Ryan Brown, "Plato’s Use of Mogis (Barely, Scarcely, With Toil)"

Time & Location

Jun 16, 2022, 4:30 PM – 6:00 PM EDT

via Zoom

About the event

In the Phaedrus's Palinode, Socrates speaks of the human soul's ascent to the "superheavenly realities" upon which it longs to gaze. Whereas divine souls seem to enjoy a perfect vision of these realities, the vision available to human souls appears to be attenuated, though scholars disagree on how exactly we ought to understand the qualifications Socrates introduces. Decisive for the interpretation of the human soul's epistemic possibilities is the remark at 248a where Socrates says that human souls are "scarcely able to gaze (mogis kathorosa) upon the things that are." Many commentators take this to mean that human souls achieve, at most, an incomplete "glimpse" of the forms and draw significant epistemological implications from this remark.
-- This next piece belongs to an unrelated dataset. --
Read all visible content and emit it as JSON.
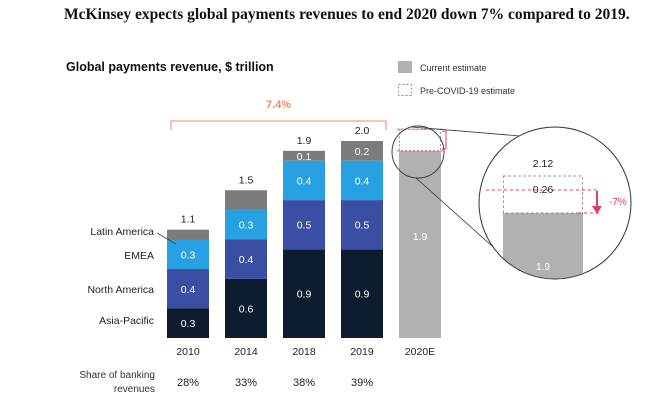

I argue that mogis kathorosa, a somewhat paradoxical phrase in context, could be translated alternatively as "gets a thorough look only with much labor" if we attend to the root senses of both words. I will explore Plato's uses of mogis (many of which occur in the Phaedrus) and articulate how we might draw some more robust epistemological implications if we understand mogis to mean something more like "with great labor" rather than "scarcely."